The paper’s small multiples of strongly angled charts inspired us to experiment with angles and, eventually, curves in our visualization.
This last step, while also improving the style, added a key feature to the shape, allowing viewers to quickly make high-level comparisons between the speeches.
Running each subsequent inaugural address through the script revealed a varied set of emotional profiles. Some president’s speeches were expressive and uplifting, others completely flat and devoid of noticeable emotion. But all shared one trait in common: the overall tone was either neutral or positive. We could only imagine how Donald Trump’s speech would compare to the rest of the flock.
Inauguration Day
On the day of his inauguration we rushed to download and process the video of his speech. A couple of suspenseful hours later, out popped a startlingly crimson-orange, drooping feather. The disparity between Mr. Trump’s inaugural speech emotions and the preceding five presidents was striking. He was quite the angry bird.
Decoding the Feathers
With the addition of Mr. Trump’s feather, our set was complete. The resulting series of abstract shapes looked intriguing and certainly comparable; but we still wanted them to be an interpretive tool — allowing viewers to explore the details of the data — and not only data art. They needed an effective legend.
Our approach here was aimed at simplifying the interpretation of feathers as much as possible by reducing the level of abstraction between subject and legend.
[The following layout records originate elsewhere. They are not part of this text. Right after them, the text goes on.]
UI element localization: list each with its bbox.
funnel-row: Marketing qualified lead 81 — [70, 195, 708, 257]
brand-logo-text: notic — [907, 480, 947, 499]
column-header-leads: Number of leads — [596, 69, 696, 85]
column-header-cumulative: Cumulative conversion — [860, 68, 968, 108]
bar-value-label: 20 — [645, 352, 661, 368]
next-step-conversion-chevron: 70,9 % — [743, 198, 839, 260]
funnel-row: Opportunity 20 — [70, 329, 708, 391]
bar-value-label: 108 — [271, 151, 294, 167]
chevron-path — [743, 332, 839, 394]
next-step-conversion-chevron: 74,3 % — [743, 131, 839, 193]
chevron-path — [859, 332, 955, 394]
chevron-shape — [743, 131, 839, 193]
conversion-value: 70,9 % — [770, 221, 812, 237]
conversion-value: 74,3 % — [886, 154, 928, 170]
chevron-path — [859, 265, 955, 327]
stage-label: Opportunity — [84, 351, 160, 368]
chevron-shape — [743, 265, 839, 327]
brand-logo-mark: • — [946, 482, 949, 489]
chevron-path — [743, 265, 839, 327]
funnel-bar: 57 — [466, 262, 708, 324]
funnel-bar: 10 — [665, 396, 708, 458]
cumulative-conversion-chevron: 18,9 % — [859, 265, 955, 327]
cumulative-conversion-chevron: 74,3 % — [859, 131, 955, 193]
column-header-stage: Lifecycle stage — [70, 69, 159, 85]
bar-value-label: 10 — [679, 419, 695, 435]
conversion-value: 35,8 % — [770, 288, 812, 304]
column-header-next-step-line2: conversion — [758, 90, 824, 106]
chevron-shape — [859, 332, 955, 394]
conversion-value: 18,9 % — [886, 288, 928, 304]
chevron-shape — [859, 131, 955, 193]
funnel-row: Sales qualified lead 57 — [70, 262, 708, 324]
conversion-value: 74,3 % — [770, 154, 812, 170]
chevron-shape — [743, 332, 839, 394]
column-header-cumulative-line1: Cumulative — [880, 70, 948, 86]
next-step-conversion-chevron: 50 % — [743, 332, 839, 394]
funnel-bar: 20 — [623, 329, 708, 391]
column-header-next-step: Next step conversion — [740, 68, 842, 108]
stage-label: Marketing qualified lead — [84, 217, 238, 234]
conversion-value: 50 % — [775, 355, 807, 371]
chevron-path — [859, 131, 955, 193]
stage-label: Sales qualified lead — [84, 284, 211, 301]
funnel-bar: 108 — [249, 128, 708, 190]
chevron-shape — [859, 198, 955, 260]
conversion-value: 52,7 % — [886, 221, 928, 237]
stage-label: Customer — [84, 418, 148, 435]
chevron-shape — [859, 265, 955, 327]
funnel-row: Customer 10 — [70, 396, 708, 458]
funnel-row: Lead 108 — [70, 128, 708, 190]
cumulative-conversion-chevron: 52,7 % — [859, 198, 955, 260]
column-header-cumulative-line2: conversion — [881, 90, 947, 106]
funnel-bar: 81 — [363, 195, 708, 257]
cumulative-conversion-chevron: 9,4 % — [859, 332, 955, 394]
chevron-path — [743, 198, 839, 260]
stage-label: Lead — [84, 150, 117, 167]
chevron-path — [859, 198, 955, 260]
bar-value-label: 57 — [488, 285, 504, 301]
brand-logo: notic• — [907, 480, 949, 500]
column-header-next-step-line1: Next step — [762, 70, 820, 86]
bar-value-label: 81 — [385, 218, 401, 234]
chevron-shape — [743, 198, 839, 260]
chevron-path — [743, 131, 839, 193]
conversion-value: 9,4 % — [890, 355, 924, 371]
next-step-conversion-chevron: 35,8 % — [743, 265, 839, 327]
We used a magnified section of one of the feathers to label the distinct emotions that corresponded to each barb color, rather than a traditional list of color blocks with corresponding meanings.
We used mini, grayscale versions of actual speech feathers to illustrate overall positive or negative curves, instead of just a curved line simulating the spine. In this way, the viewer knows exactly how to decode the information when they look at each feather.
Layout and Interactivity
As in the first piece, we incorporated the source videos into the page so readers could observe the subject’s facial expressions as they explored the emotional events along the feather timeline. We also included some historical context for each inaugural address to remind the reader of the issues and events that were likely weighing on each new president’s mind and reflected in their speech.
For Donald Trump’s address, we chose to annotate a larger version of the feather with pull quotes corresponding with each of his peak emotions. Placing this at the top of the page, we hoped this would give an immediate indication that each feather represented a speech and provide a bridge to the text-based analyses seen throughout the media.
Take-aways
Trying to quantify a qualitative thing like emotion provided some unique challenges. The tool we used attempts to objectively measure something which is usually subjectively interpreted. While this is useful in opening up human emotions to unbiased analysis, it challenged us to try to complete the circle and bring back some ‘feeling’ into the final visualization.
Something that became clear through developing this piece was the power of non-traditional visualization types to convey emotional data. An expressive shape can help viewers more-easily interpret and empathize with the data you’re presenting. That perky, green feather looks happy. That droopy, orange feather looks sad. In short, use an emotive shape for emotive data.
As the world is increasingly inundated with data we encourage people to continue to look for creative means of data collection and data presentation. Start with the tried and true forms, for sure, but start experimenting and you can discover exciting ways to extract insights and engage audiences.